Evaluation of Radiomics and Machine Learning for Classifying Pulmonary Nodules in CT Images
Abstract
Purpose: Lung cancer is a deadly disease that has high occurrence and death rates, worldwide. Clinicians are widely using computed tomography imaging for the detection of lung cancer. Radiomics extracted from medical images together with a machine learning platform has given encouraging results in lung cancer diagnosis. Therefore, this study is proposed with the aim of efficiently applying and evaluating radiomics and ML techniques to classify pulmonary nodules in CT images.
Materials and Methods: Lung Image Data Consortium is utilized in which nodules are given malignancy scores 1 through 5 i.e. benign through malignant.

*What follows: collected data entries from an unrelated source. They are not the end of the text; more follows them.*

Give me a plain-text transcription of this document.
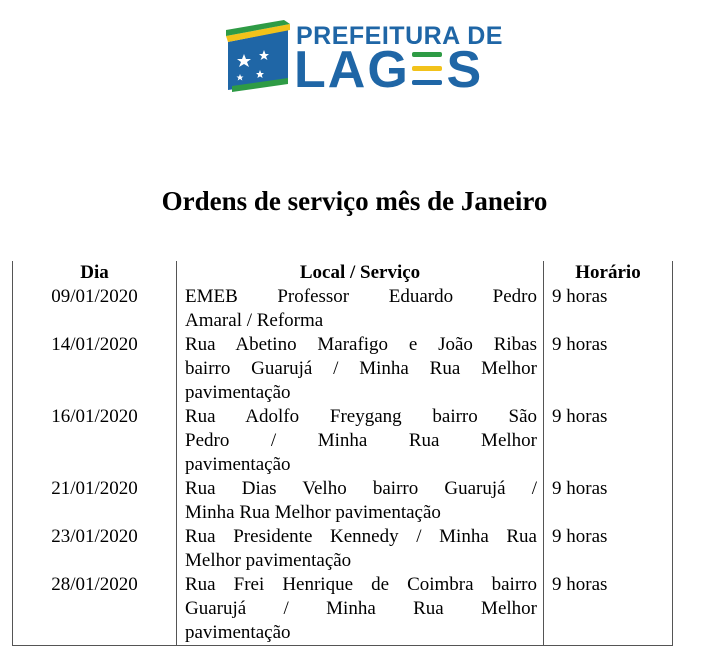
PREFEITURA DE
LAG S
Ordens de serviço mês de Janeiro
Dia	Local / Serviço	Horário
09/01/2020	EMEB Professor Eduardo Pedro
Amaral / Reforma	9 horas
14/01/2020	Rua Abetino Marafigo e João Ribas
bairro Guarujá / Minha Rua Melhor
pavimentação	9 horas
16/01/2020	Rua Adolfo Freygang bairro São
Pedro / Minha Rua Melhor
pavimentação	9 horas
21/01/2020	Rua Dias Velho bairro Guarujá /
Minha Rua Melhor pavimentação	9 horas
23/01/2020	Rua Presidente Kennedy / Minha Rua
Melhor pavimentação	9 horas
28/01/2020	Rua Frei Henrique de Coimbra bairro
Guarujá / Minha Rua Melhor
pavimentação	9 horas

Three scenarios are created using these scores: G54 Vs G12, G543 Vs G12, and G54 Vs G123. Radiomics is extracted using Shape, Gray Level Co-occurrence Method, Gray Level Difference Method, and Gray Level Run Length Matrix along with Wavelet Packet Transform. To select a relevant set of features, four techniques i.e. Chi-square test, Analysis of variance, boosted ensemble classification tree and bagged ensemble classification tree are applied. The classification of nodules into benign or malignant is evaluated by using six models of support vector machine.
Results: The results, in Scenario 1, show that CGSVM+Chi-square yields the best sensitivity of 81.4%. In Scenario 2, LSVM+ANOVA yields the best sensitivity of 80.5% compared to the rest of the models, and in Scenario 3, FGSVM+BACET gives the best sensitivity of 72.3% compared to the rest of the models.
Conclusion: Overall, the study demonstrates that the radiomics and feature selection methods employed in combination with the different support vector classifiers performed significantly and achieved decent results for the classification of CT pulmonary nodules. The outcome thus can help the clinicians to diagnose, and make better decisions and treatments.